0

my fellow students and me, we are working on a educational machine learning project and we are stuck with a overfitting-problem, as we are quite unexperienced to Data Mining.

Our business case is about retail banking and we aim to search for customer target groups according to products resp. to recommend customers specific products that are based on products that were bought already like stock shares, funds, deposits etc.

We received a data set with about 400 features and 150.000 data records. We build our workflows in Knime. Our workflow includes the following steps:

  • We explored the data and defined the target variables
  • We used a Missing Value Column Filter in order to eliminate all Columns with mostly Missing Values
  • We also applied the Tree Ensemble Workflow to reduce the dimensions

All in all we cleaned up our data and reduced it from 400 variables down to about 50. For Modelling we use a simple decision tree - and here appears the problem: This tree always gives out an accuracy of 100 % - so we assume it's highly overfitted.

Is there anything we are doing wrong? Or on what should we focus on?

We hope the community could help us with some hints or tips.
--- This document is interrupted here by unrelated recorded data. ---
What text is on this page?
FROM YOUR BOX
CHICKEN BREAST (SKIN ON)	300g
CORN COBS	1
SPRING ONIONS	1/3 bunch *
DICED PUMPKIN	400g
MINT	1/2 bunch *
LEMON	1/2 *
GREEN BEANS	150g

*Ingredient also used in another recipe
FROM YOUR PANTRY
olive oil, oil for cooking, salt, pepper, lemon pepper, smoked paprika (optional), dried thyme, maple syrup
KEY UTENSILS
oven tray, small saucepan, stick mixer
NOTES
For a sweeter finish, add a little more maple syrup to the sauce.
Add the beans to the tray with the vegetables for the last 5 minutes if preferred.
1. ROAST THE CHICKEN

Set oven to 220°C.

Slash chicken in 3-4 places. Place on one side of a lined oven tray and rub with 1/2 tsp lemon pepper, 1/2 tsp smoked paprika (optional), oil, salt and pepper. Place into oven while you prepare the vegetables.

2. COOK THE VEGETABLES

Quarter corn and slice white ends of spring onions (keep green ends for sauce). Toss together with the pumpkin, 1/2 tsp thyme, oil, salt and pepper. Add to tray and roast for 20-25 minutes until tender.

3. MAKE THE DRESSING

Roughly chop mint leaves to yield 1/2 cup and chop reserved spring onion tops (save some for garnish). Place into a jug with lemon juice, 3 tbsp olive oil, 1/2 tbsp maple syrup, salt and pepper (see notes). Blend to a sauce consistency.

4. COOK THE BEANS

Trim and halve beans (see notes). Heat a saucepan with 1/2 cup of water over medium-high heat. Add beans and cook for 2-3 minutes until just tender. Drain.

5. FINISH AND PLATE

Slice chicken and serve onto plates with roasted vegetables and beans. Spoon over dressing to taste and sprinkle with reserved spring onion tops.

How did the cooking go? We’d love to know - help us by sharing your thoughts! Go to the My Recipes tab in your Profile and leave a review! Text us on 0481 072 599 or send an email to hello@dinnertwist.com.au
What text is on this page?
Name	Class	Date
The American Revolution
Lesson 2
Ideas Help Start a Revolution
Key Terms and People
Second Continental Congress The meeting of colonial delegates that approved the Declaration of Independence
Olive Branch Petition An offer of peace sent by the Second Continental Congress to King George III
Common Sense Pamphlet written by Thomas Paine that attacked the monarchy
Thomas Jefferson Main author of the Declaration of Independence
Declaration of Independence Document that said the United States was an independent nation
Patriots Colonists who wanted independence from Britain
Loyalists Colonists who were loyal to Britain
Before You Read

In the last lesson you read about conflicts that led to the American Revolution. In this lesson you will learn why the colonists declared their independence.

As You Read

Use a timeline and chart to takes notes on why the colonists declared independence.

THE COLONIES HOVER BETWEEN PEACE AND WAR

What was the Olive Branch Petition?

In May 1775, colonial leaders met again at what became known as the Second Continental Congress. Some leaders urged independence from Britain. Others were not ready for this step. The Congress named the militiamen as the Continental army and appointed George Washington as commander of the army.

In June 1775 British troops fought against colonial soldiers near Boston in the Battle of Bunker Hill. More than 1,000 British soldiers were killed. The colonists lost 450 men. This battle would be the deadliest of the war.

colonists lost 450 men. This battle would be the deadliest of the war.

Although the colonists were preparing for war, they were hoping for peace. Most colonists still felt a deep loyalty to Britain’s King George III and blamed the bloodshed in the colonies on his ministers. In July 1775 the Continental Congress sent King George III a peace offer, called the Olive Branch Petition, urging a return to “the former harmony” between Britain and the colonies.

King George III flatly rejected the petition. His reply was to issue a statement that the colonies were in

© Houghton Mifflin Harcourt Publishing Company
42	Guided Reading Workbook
Edit: Are there any sources, papers etc how to apply cross up selling in a data mining tool e.g. knime? We googled it already but so far we've been unsuccessful.

ste92
  • 434
  • 9
  • 23
  • Did you split into training / test set? Is there some way of limiting the depth of the tree? (Just top-of-head type questions to provoke thought!) – SteveR Feb 15 '18 at 22:18
  • Hey SteveR Yes we splitted in 80/20 training and test set. Ok we will follow up this point thank you. – ste92 Feb 16 '18 at 07:29
  • I edited my question do you have an idea ?? – ste92 Feb 16 '18 at 07:58
  • 1
    @Stelios what is your test accuracy? – janu777 Feb 16 '18 at 08:29
  • Have you inspected the actual tree and the confusion matrix? Have you tried cross-validation? KNIME is a good tool but you might want to try something like Weka for an initial pass at the data as (for decision trees at least) it should give you something reasonable with default settings. If what you get in Weka looks right, then try and reproduce it in KNIME. – nekomatic Feb 16 '18 at 11:53

2 Answers2

1

One of the problem with decision trees are they are pron to overfit. You can do Prunning that reduces the complexity of the model, and hence improves predictive accuracy by the reduction of overfitting also try tunning Min-sample-per-leaf, Maximum tree depth

Srikant
  • 113
  • 1
  • 2
  • 8
1

Agree with the previous comment: the main advantage of DT is their overfitting.

  1. Try to make decision tree simpler (reduce depth at least)
  2. Use ensemble methods (Random Forests or even XGBoost). They are the next generation of DT.
avchauzov
  • 1,007
  • 1
  • 8
  • 13